Here, the DNM was every bit as good as the Shindo Masseto in its ability to portray realistic dynamic and dramatic peaks: Curzon's occasional lunges at the keyboard, some of which had escaped my notice through lesser electronics, always sparked my attention through the DNM, as did the consistently good portrayal of more subtle peaks and nuances. As Mahler said, what is best in music is not to be found in the notes—and so it was with this lovely record: Even the decay of the sound of each piano chord, especially in the early measures of the scherzo, seemed freighted with a degree of expression lost by most other playback gear, but captured consistently well by the DNM. For all its cleanness and timbral fidelity, the 3D Six never skimped on sheer expression: It played not just the sound, but the music.

Conclusions
When reviewing a new audio component in combination with a variety of associated equipment, as I do whenever possible, I intend my remarks to represent a sort of aggregate experience. So it goes here—but this time I'd like to shed light on some distinctions that might otherwise be missed.

In particular, when using the DNM 3D Six preamp to drive the many tube amplifiers at my disposal, it seemed that the characters of those amps were especially well presented, even brought to the fore. If anything, the wonderful Quad II monoblocks sounded even more rich and luxuriant than usual. The flea-powered Fi amp seemed more tuneful than ever, with almost startling presence—again, more than I'd expected. And the Shindo amps were amazingly colorful, dramatic, and alive, the different flavors of the two different models being clearly laid out.

Was all that down to the DNM's low output impedance? Its lack of coloration? Its tendency not to pollute its electrical surroundings with noise? Was it the DNM cable? Or the simple fact that my equipment shelf was resonating at a different frequency than usual, given the reduction of the mass on top of it?

Darned if I know. But even as my faith in the DNM's unique musicality, and the almost peerlessly high quality of the thing as a piece of electronic art, remains rooted in place, I'm even more curious than usual to see what John Atkinson's measurements uncover.

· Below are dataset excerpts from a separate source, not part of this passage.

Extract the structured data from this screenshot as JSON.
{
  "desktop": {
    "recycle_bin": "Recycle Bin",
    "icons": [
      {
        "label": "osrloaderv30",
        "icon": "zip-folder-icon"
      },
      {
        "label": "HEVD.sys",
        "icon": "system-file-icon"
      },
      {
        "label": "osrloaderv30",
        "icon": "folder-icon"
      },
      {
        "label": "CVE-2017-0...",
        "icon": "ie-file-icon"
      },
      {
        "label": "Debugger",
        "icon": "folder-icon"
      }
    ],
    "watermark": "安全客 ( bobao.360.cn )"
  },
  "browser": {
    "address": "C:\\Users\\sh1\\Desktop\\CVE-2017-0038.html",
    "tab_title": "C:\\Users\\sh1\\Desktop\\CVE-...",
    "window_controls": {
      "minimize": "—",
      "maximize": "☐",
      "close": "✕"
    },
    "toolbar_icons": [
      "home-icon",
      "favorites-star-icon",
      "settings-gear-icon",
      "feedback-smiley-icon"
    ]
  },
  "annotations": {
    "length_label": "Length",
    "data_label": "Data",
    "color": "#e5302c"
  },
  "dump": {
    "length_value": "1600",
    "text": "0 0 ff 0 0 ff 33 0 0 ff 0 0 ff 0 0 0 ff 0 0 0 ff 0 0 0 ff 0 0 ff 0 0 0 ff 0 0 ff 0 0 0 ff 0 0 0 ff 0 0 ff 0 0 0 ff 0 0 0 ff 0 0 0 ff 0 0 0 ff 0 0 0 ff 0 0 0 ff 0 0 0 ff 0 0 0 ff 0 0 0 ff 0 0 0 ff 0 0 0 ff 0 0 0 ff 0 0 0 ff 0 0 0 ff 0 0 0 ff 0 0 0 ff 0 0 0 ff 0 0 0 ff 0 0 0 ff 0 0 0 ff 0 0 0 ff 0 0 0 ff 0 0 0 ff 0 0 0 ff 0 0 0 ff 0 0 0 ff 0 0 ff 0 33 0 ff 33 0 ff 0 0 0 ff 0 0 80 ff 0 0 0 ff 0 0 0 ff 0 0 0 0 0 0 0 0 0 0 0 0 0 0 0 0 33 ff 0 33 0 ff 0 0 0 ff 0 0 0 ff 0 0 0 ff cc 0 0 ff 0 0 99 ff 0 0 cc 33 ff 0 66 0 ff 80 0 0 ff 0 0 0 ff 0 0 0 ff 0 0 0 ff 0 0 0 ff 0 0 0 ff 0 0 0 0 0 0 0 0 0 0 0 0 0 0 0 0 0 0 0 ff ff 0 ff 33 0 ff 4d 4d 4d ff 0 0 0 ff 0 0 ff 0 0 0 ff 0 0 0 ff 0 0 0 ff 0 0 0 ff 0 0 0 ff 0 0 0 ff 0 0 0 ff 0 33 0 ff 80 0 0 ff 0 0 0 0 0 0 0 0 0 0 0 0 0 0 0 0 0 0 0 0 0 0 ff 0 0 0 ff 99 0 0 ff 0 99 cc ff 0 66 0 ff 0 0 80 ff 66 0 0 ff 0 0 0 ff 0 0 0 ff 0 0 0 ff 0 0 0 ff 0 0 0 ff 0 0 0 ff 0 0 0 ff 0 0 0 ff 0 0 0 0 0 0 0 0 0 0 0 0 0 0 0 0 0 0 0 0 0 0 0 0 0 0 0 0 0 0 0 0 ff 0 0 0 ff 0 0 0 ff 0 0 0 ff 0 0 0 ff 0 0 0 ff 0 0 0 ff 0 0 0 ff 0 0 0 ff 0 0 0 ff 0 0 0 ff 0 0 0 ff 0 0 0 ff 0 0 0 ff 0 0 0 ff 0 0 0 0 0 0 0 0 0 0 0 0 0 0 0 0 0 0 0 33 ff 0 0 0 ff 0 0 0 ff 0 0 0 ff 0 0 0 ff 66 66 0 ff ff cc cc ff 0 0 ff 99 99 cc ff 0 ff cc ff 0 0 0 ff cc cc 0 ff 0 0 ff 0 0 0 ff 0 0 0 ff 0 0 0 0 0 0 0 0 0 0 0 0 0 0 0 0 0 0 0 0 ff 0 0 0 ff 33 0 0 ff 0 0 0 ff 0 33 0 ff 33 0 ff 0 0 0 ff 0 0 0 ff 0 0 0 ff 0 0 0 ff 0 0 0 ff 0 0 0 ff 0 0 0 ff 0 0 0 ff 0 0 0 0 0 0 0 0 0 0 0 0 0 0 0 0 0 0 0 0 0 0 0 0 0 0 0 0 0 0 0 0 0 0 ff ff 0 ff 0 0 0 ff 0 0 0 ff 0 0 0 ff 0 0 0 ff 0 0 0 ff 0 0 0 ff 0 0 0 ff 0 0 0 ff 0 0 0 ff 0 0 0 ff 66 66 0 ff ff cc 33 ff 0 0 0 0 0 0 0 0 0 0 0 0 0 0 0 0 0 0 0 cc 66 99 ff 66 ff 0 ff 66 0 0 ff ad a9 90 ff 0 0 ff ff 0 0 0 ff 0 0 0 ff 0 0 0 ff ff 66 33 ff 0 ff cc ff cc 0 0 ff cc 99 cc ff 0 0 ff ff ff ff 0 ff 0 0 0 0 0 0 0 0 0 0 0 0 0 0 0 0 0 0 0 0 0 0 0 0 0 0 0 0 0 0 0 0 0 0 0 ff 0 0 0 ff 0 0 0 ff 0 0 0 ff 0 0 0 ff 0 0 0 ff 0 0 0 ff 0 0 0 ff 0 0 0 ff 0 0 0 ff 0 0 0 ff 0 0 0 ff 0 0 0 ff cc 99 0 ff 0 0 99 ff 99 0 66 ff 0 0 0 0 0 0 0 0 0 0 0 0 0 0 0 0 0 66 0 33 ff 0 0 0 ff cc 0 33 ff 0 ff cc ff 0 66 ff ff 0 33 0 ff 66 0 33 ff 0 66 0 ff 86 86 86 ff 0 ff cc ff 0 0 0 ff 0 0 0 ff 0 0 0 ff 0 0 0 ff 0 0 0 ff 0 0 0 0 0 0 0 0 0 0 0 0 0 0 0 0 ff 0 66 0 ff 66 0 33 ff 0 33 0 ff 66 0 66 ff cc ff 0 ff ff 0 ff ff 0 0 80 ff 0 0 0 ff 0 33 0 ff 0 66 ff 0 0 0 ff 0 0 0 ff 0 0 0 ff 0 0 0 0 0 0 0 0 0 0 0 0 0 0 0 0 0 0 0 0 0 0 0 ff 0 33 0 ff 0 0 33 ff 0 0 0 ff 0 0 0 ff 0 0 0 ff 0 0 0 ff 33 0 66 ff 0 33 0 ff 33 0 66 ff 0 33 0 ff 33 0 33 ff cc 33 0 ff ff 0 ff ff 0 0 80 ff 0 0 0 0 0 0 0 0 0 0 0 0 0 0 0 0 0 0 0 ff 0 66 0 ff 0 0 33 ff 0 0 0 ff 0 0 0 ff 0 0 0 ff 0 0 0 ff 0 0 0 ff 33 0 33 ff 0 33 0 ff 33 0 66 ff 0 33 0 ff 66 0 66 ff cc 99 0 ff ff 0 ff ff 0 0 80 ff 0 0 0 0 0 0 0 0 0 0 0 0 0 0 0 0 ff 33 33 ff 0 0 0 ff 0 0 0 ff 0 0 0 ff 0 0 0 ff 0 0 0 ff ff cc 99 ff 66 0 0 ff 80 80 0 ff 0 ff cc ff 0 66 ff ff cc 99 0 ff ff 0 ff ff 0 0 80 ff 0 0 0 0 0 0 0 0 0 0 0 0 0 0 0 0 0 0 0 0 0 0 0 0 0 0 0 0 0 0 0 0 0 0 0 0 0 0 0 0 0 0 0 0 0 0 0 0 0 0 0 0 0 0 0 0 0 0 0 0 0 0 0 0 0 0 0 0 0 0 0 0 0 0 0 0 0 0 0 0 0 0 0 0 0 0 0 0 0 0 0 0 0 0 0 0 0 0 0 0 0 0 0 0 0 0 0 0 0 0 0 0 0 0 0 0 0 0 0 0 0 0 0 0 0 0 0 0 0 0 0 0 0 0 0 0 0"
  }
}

In engineering, the difference between being correct in one's convictions and being merely doctrinaire is the simple difference between making things that work or making things that don't. On the evidence of his latest preamplifier—as, I admit, with every other DNM product I've heard—Denis Morecroft is clearly on the better side of that fence. The 3D Six is simply amazing. Few amplification products are more beautiful, more effective, more fun to use, and, consequently, more recommendable.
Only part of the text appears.